Copyright Betsy Devany; used with permission
I'd love to chat a bit about writing contests. Has entering the Tassy or other contests made a difference in your writing life?

Absolutely! And especially with the Tassy, which mimics the real process of getting your work in the hands of current professionals in our field. Prepping for the competition helped me hone in on which mss might actually be marketable, and once I weeded through my body of work and decided on the mss to enter, I was diligent about revising them to the best of my ability. In a way, writing contests are gifts, even if you don’t win. You end up with a stronger manuscript(s), gaining more faith in your writing ability. Over the years of entering the Tassy, I’ve been a finalist in multiple categories, landed two honorable mentions, and I won the middle grade category one year. This told me that I could indeed write picture books through young adult novels.

Do you have any advice for writers thinking about entering the Tassy or another contest this year?

Just do it. If you’re hesitant, ask yourself why. There is really nothing to lose and so much to gain by entering. It is, in a sense, a lifetime opportunity.
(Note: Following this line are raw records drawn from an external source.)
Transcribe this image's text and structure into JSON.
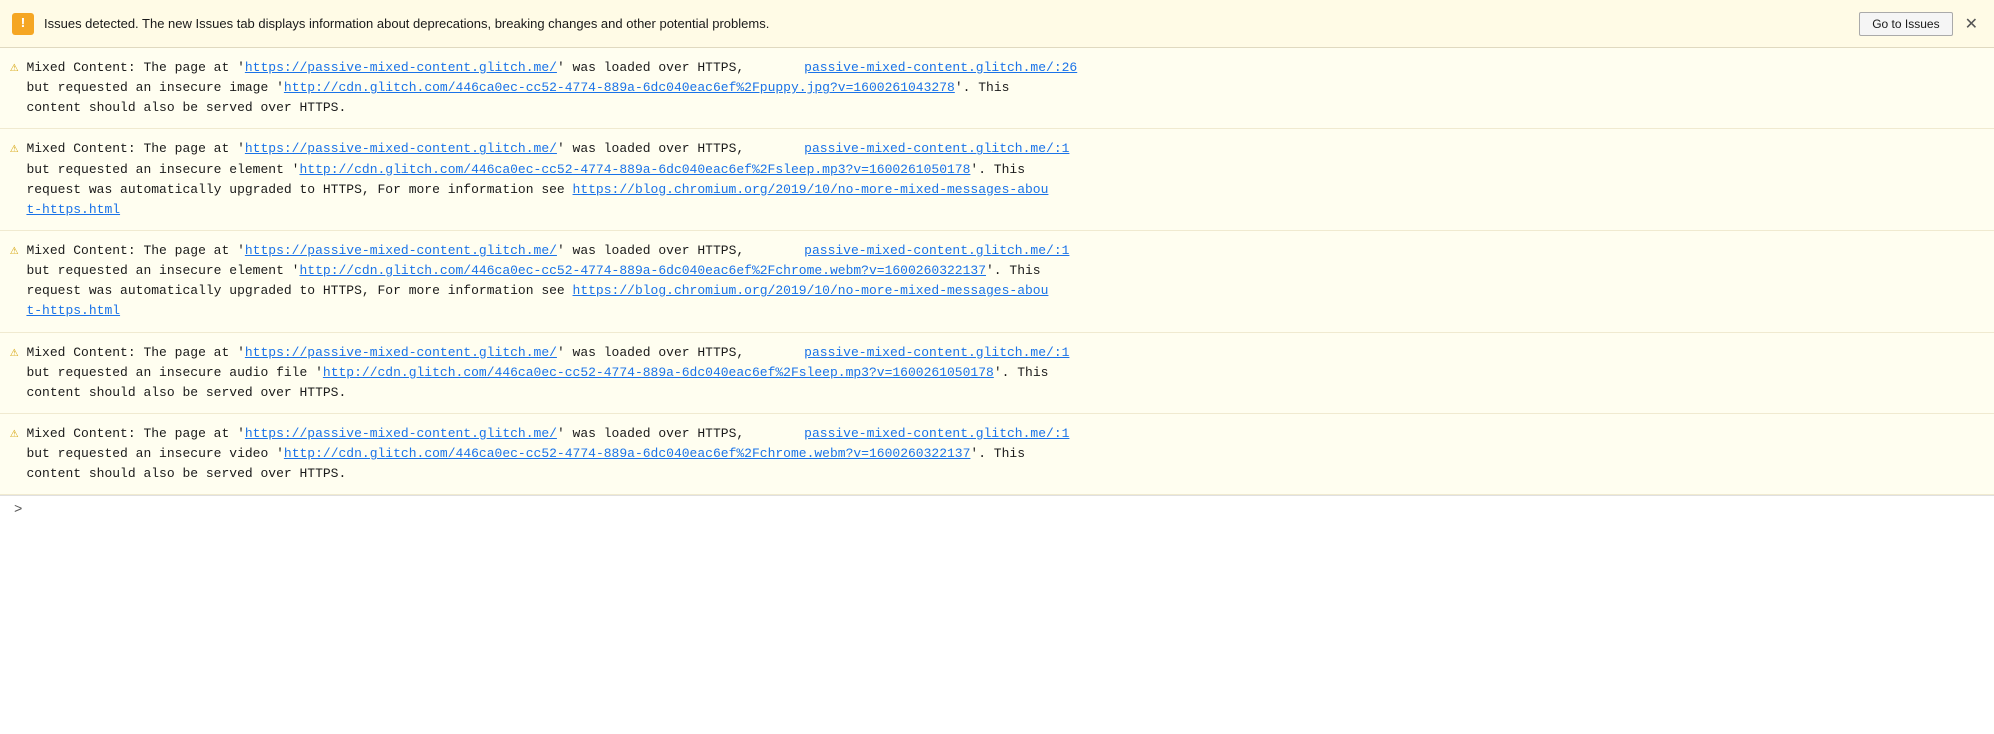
{
  "topbar": {
    "warning_icon": "!",
    "message": "Issues detected. The new Issues tab displays information about deprecations, breaking changes and other potential problems.",
    "go_to_issues_label": "Go to Issues",
    "close_label": "✕"
  },
  "messages": [
    {
      "id": 1,
      "line1_prefix": "Mixed Content: The page at '",
      "line1_url": "https://passive-mixed-content.glitch.me/",
      "line1_suffix": "' was loaded over HTTPS,",
      "line1_right_link": "passive-mixed-content.glitch.me/:26",
      "line2_prefix": "but requested an insecure image '",
      "line2_url": "http://cdn.glitch.com/446ca0ec-cc52-4774-889a-6dc040eac6ef%2Fpuppy.jpg?v=1600261043278",
      "line2_suffix": "'. This",
      "line3": "content should also be served over HTTPS."
    },
    {
      "id": 2,
      "line1_prefix": "Mixed Content: The page at '",
      "line1_url": "https://passive-mixed-content.glitch.me/",
      "line1_suffix": "' was loaded over HTTPS,",
      "line1_right_link": "passive-mixed-content.glitch.me/:1",
      "line2_prefix": "but requested an insecure element '",
      "line2_url": "http://cdn.glitch.com/446ca0ec-cc52-4774-889a-6dc040eac6ef%2Fsleep.mp3?v=1600261050178",
      "line2_suffix": "'. This",
      "line3_prefix": "request was automatically upgraded to HTTPS, For more information see ",
      "line3_url": "https://blog.chromium.org/2019/10/no-more-mixed-messages-about-https.html",
      "line3_url_display": "https://blog.chromium.org/2019/10/no-more-mixed-messages-abou\nt-https.html"
    },
    {
      "id": 3,
      "line1_prefix": "Mixed Content: The page at '",
      "line1_url": "https://passive-mixed-content.glitch.me/",
      "line1_suffix": "' was loaded over HTTPS,",
      "line1_right_link": "passive-mixed-content.glitch.me/:1",
      "line2_prefix": "but requested an insecure element '",
      "line2_url": "http://cdn.glitch.com/446ca0ec-cc52-4774-889a-6dc040eac6ef%2Fchrome.webm?v=1600260322137",
      "line2_suffix": "'. This",
      "line3_prefix": "request was automatically upgraded to HTTPS, For more information see ",
      "line3_url": "https://blog.chromium.org/2019/10/no-more-mixed-messages-about-https.html",
      "line3_url_display": "https://blog.chromium.org/2019/10/no-more-mixed-messages-abou\nt-https.html"
    },
    {
      "id": 4,
      "line1_prefix": "Mixed Content: The page at '",
      "line1_url": "https://passive-mixed-content.glitch.me/",
      "line1_suffix": "' was loaded over HTTPS,",
      "line1_right_link": "passive-mixed-content.glitch.me/:1",
      "line2_prefix": "but requested an insecure audio file '",
      "line2_url": "http://cdn.glitch.com/446ca0ec-cc52-4774-889a-6dc040eac6ef%2Fsleep.mp3?v=1600261050178",
      "line2_suffix": "'. This",
      "line3": "content should also be served over HTTPS."
    },
    {
      "id": 5,
      "line1_prefix": "Mixed Content: The page at '",
      "line1_url": "https://passive-mixed-content.glitch.me/",
      "line1_suffix": "' was loaded over HTTPS,",
      "line1_right_link": "passive-mixed-content.glitch.me/:1",
      "line2_prefix": "but requested an insecure video '",
      "line2_url": "http://cdn.glitch.com/446ca0ec-cc52-4774-889a-6dc040eac6ef%2Fchrome.webm?v=1600260322137",
      "line2_suffix": "'. This",
      "line3": "content should also be served over HTTPS."
    }
  ],
  "bottom": {
    "chevron": ">"
  }
}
And you never know, you might be honored with a Tassy nod.

Thanks so much for stopping by, Betsy! (Here's a piece of cake for the road. ;)

Thank YOU, Faith, and a huge thank you to the Tassy, the dedicated and tireless Tassy committee, Shoreline Arts Alliance, and to all the judges who volunteered and continue to volunteer their valuable time to judge this prestigious, one-of-a-kind writing competition.

The cake was delicious!

You all can visit Betsy's website at, or find her on Twitter as @BetsyDevany.

Note to all you CT writers and illustrators: the deadline for the Tassy Walden Award for New Voices in Children's Literature is February 1. I hope you're polishing--and send me a note if you need any advice. I'm happy to help. Here's the website for more info:


  1. Ahhh! We just checked "Lucy's Lovey" out from the library. Definitely recommendable. How fun to get a peek behind the curtain and "chat" with the author. Thank you for sharing!

  2. Thank you, Faith, for interviewing me and for spreading the word about the Tassy competition. Next time the cake is on me!

  3. Thank YOU, Betsy! This was a lot of fun. :)

  4. Just came across this interview. Lucy's Lovey is a cute book!